The Importance of Identification
Fix the ‘ways’ problem; review and re-energize the whole of government approach against the Taliban. Shifting U.S. emphasis and government programs away from the counterinsurgency effort—and threats that pose the greatest existential challenge to Afghan state stability and long-term regional and international security—only serves to undermine a sustainable strategy. As part of its review process, the Trump team should seek interagency input on resource-neutral alternatives and low-cost, longer-term whole of government programs to shore up counterinsurgency efforts and to ensure the U.S. mission is conducting a continuous unified effort, effectively leveraging all tools within reasonable means.
Don’t fall into the CT vs. COIN trap—the two are inherently linked. There is a school of thought that the United States should abandon the broader capacity-building mission in Afghanistan, and shift to a ‘less costly’ CT-only containment strategy. This is risky, short-sighted, and likely unsustainable from a number of different perspectives. Whether it would reduce cost over the long-run is debatable. An in-theater presence that does not provide sufficient support to counter the insurgency (i.e., something close to status quo) would be at high risk as the broader security environment deteriorates.
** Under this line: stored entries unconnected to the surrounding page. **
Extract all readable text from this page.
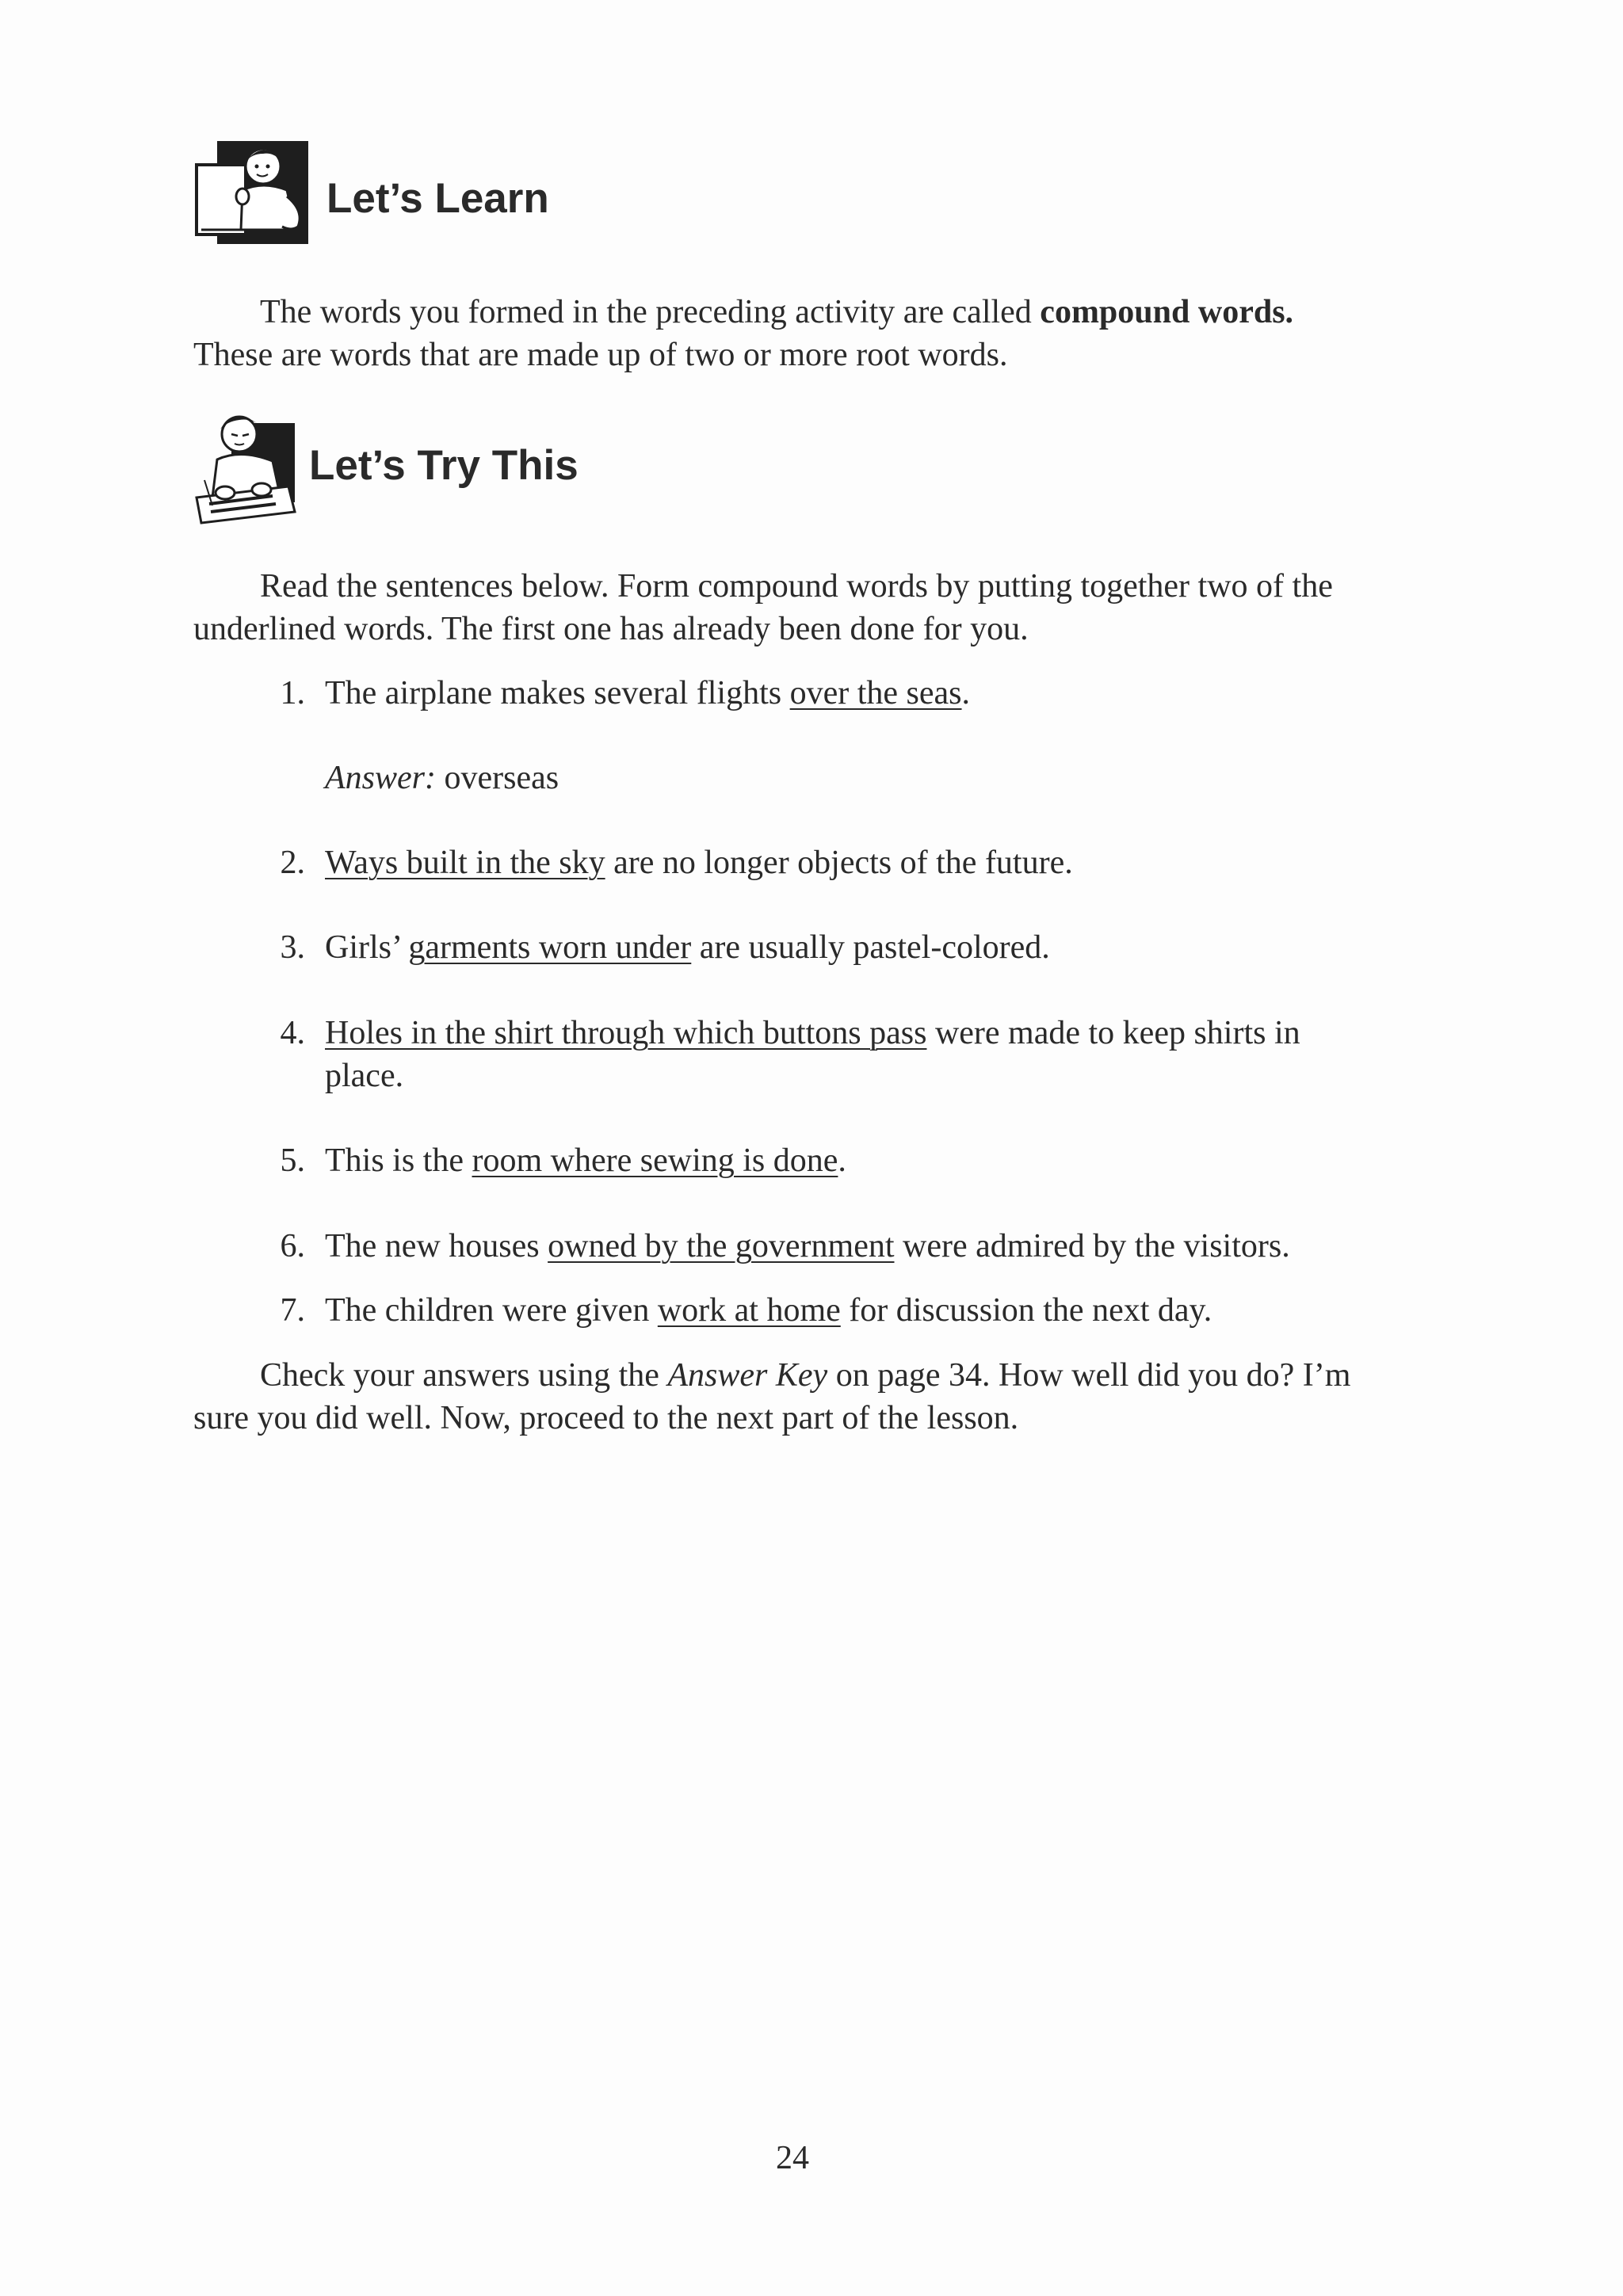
Let’s Learn
The words you formed in the preceding activity are called compound words.
These are words that are made up of two or more root words.
Let’s Try This
Read the sentences below. Form compound words by putting together two of the
underlined words. The first one has already been done for you.
1. The airplane makes several flights over the seas.
Answer: overseas
2. Ways built in the sky are no longer objects of the future.
3. Girls’ garments worn under are usually pastel-colored.
4. Holes in the shirt through which buttons pass were made to keep shirts in
place.
5. This is the room where sewing is done.
6. The new houses owned by the government were admired by the visitors.
7. The children were given work at home for discussion the next day.
Check your answers using the Answer Key on page 34. How well did you do? I’m
sure you did well. Now, proceed to the next part of the lesson.
24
The suggestion that the United States could stage operations from over-the-horizon, utilizing some combination of kinetic strikes and proxy forces, overestimates the U.S. ability to conduct an effective CT campaign without a reliable local partner and the necessary intelligence infrastructure. Finally, in the absence of military and financial aid, there is a fair chance that a Syrian-like civil war scenario would emerge, but with even greater access challenges given Afghanistan’s land-locked status.
If the Trump team focuses its strategy review on seeking cheaper and/or expedient solutions, it risks repeating mistakes that blunted the effect of U.S. strategy to date, and perpetuating half-measures that would prolong U.S. involvement with limited sustained effect. Ultimately, the Trump team should confront (and accept) tough realities at the outset, leverage political white space to correct errors, and proceed from a position of strength.